Epoch [1/2], Step [100/600], Loss: 0.7028
Epoch [1/2], Step [200/600], Loss: 0.2479
Epoch [1/2], Step [300/600], Loss: 0.2467
Epoch [1/2], Step [400/600], Loss: 0.2652
Epoch [1/2], Step [500/600], Loss: 0.1919
Epoch [1/2], Step [600/600], Loss: 0.0822
Epoch [2/2], Step [100/600], Loss: 0.0980
Epoch [2/2], Step [200/600], Loss: 0.1034
Epoch [2/2], Step [300/600], Loss: 0.0927
Epoch [2/2], Step [400/600], Loss: 0.0869
Epoch [2/2], Step [500/600], Loss: 0.0139
Epoch [2/2], Step [600/600], Loss: 0.0299
Test Accuracy of the model on the 10000 test images: 97 %
cs190f@cs190f-4953:~/pytorch-tutorial/tutorials/02-intermediate/bidirectional_recurrent_neural_network$ cd $HOME
cs190f@cs190f-4953:~$ nvidia-smi
Thu Oct 12 13:30:59 2017
+-----------------------------------------------------------------------------+
| NVIDIA-SMI 384.81                 Driver Version: 384.81                    |
|-------------------------------+----------------------+----------------------+
| GPU  Name        Persistence-M| Bus-Id        Disp.A | Volatile Uncorr. ECC |
| Fan  Temp  Perf  Pwr:Usage/Cap|         Memory-Usage | GPU-Util  Compute M. |
|===============================+======================+======================|
|   0  GeForce GTX 108...  Off  | 00000000:09:00.0 Off |                  N/A |
| 23%  27C    P0     56W / 250W |      0MiB / 11172MiB |      0%      Default |
+-------------------------------+----------------------+----------------------+

cs190f@cs190f-4953:~$ exit

Licensed Software

Stata

If you have been provisioned with Stata licensing, a container started by launch-scipy-ml.sh is capable of executing Stata. Stata will be installed in your home directory and can be executed using the command '~/stata-se' from within a container.

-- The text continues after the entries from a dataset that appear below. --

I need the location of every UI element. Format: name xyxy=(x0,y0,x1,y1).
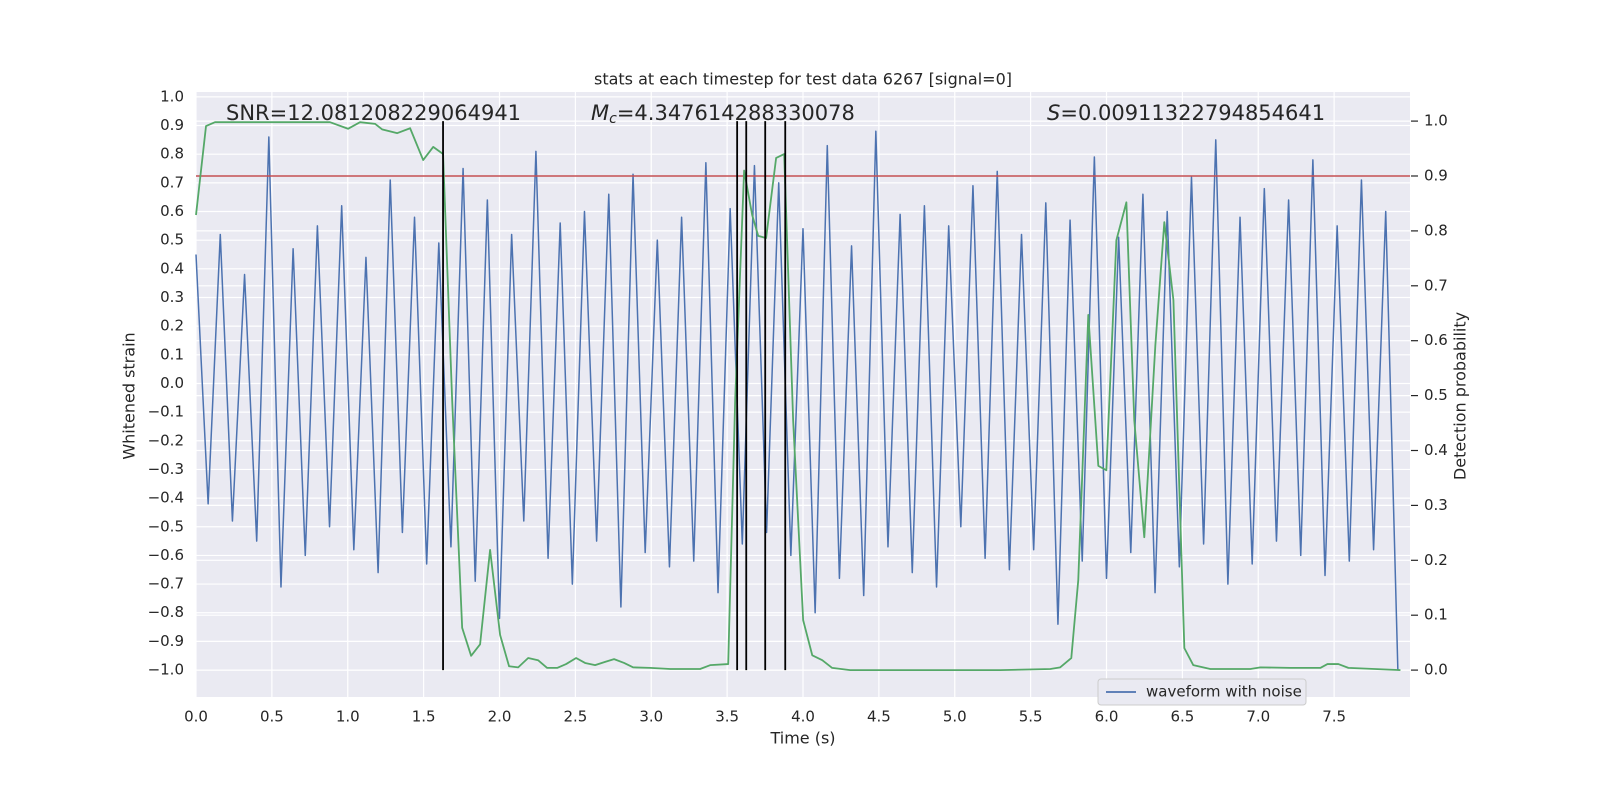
annotation: SNR=12.081208229064941 xyxy=(226,101,521,125)
x-tick-label: 0.0 xyxy=(184,708,208,726)
annotation-text: SNR=12.081208229064941 xyxy=(226,101,521,125)
x-tick-label: 5.5 xyxy=(1019,708,1043,726)
legend: waveform with noise xyxy=(1097,678,1307,706)
series-line xyxy=(195,121,1401,671)
y-tick-label: 0.9 xyxy=(160,116,184,134)
y-tick-label: −0.1 xyxy=(148,403,184,421)
x-tick-label: 4.5 xyxy=(867,708,891,726)
annotation: Mc=4.347614288330078 xyxy=(591,101,855,127)
annotation-text: =0.00911322794854641 xyxy=(1060,101,1325,125)
y-tick-label: 0.0 xyxy=(160,374,184,392)
y2-tick-label: 0.9 xyxy=(1424,166,1448,184)
y2-axis-label: Detection probability xyxy=(1451,312,1470,480)
y-tick-label: 0.8 xyxy=(160,145,184,163)
x-tick-label: 3.5 xyxy=(715,708,739,726)
x-tick-label: 5.0 xyxy=(943,708,967,726)
annotation-subscript: c xyxy=(609,111,617,127)
y-tick-label: −0.8 xyxy=(148,603,184,621)
y-tick-label: −1.0 xyxy=(148,661,184,679)
x-tick-label: 1.0 xyxy=(336,708,360,726)
x-axis-label: Time (s) xyxy=(769,729,835,748)
y-tick-label: 0.7 xyxy=(160,173,184,191)
y-tick-label: 0.3 xyxy=(160,288,184,306)
legend-label: waveform with noise xyxy=(1146,683,1302,701)
chart-title: stats at each timestep for test data 626… xyxy=(594,70,1012,89)
y-tick-label: −0.5 xyxy=(148,517,184,535)
y-tick-label: −0.7 xyxy=(148,575,184,593)
y2-tick-label: 0.1 xyxy=(1424,606,1448,624)
y-tick-label: −0.3 xyxy=(148,460,184,478)
y-tick-label: 0.5 xyxy=(160,231,184,249)
y-tick-label: −0.6 xyxy=(148,546,184,564)
y-axis-label: Whitened strain xyxy=(120,332,139,459)
y-tick-label: 1.0 xyxy=(160,87,184,105)
x-tick-label: 4.0 xyxy=(791,708,815,726)
y-tick-label: 0.1 xyxy=(160,345,184,363)
y2-tick-label: 0.3 xyxy=(1424,496,1448,514)
y2-tick-label: 0.8 xyxy=(1424,221,1448,239)
y2-tick-label: 0.6 xyxy=(1424,331,1448,349)
x-tick-label: 1.5 xyxy=(412,708,436,726)
y-tick-label: −0.2 xyxy=(148,431,184,449)
x-tick-label: 7.0 xyxy=(1246,708,1270,726)
y2-tick-label: 0.2 xyxy=(1424,551,1448,569)
y-tick-label: 0.2 xyxy=(160,317,184,335)
annotation-symbol: S xyxy=(1047,101,1060,125)
x-tick-label: 2.5 xyxy=(563,708,587,726)
x-tick-label: 6.5 xyxy=(1170,708,1194,726)
x-tick-label: 6.0 xyxy=(1095,708,1119,726)
x-tick-label: 3.0 xyxy=(639,708,663,726)
y-tick-label: 0.4 xyxy=(160,259,184,277)
y2-tick-label: 0.0 xyxy=(1424,661,1448,679)
y2-tick-label: 0.7 xyxy=(1424,276,1448,294)
x-tick-label: 7.5 xyxy=(1322,708,1346,726)
annotation-text: =4.347614288330078 xyxy=(617,101,855,125)
annotation: S=0.00911322794854641 xyxy=(1047,101,1325,125)
y2-tick-label: 0.5 xyxy=(1424,386,1448,404)
series-line xyxy=(195,130,1399,671)
y-tick-label: 0.6 xyxy=(160,202,184,220)
x-tick-label: 0.5 xyxy=(260,708,284,726)
y2-tick-label: 0.4 xyxy=(1424,441,1448,459)
annotation-symbol: M xyxy=(591,101,609,125)
y-tick-label: −0.9 xyxy=(148,632,184,650)
x-tick-label: 2.0 xyxy=(488,708,512,726)
y2-tick-label: 1.0 xyxy=(1424,112,1448,130)
legend-box xyxy=(1097,678,1307,706)
y-tick-label: −0.4 xyxy=(148,489,184,507)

Acknowledging Research IT Services

Papers, presentations, and other publications that feature research that benefited from the Research Cluster computing resource, services or support expertise may include in the text the following acknowledgement:

This research was done using the UC San Diego Research Cluster computing resource, supported by Research IT Services and provided by Academic Technology Services / IT Services.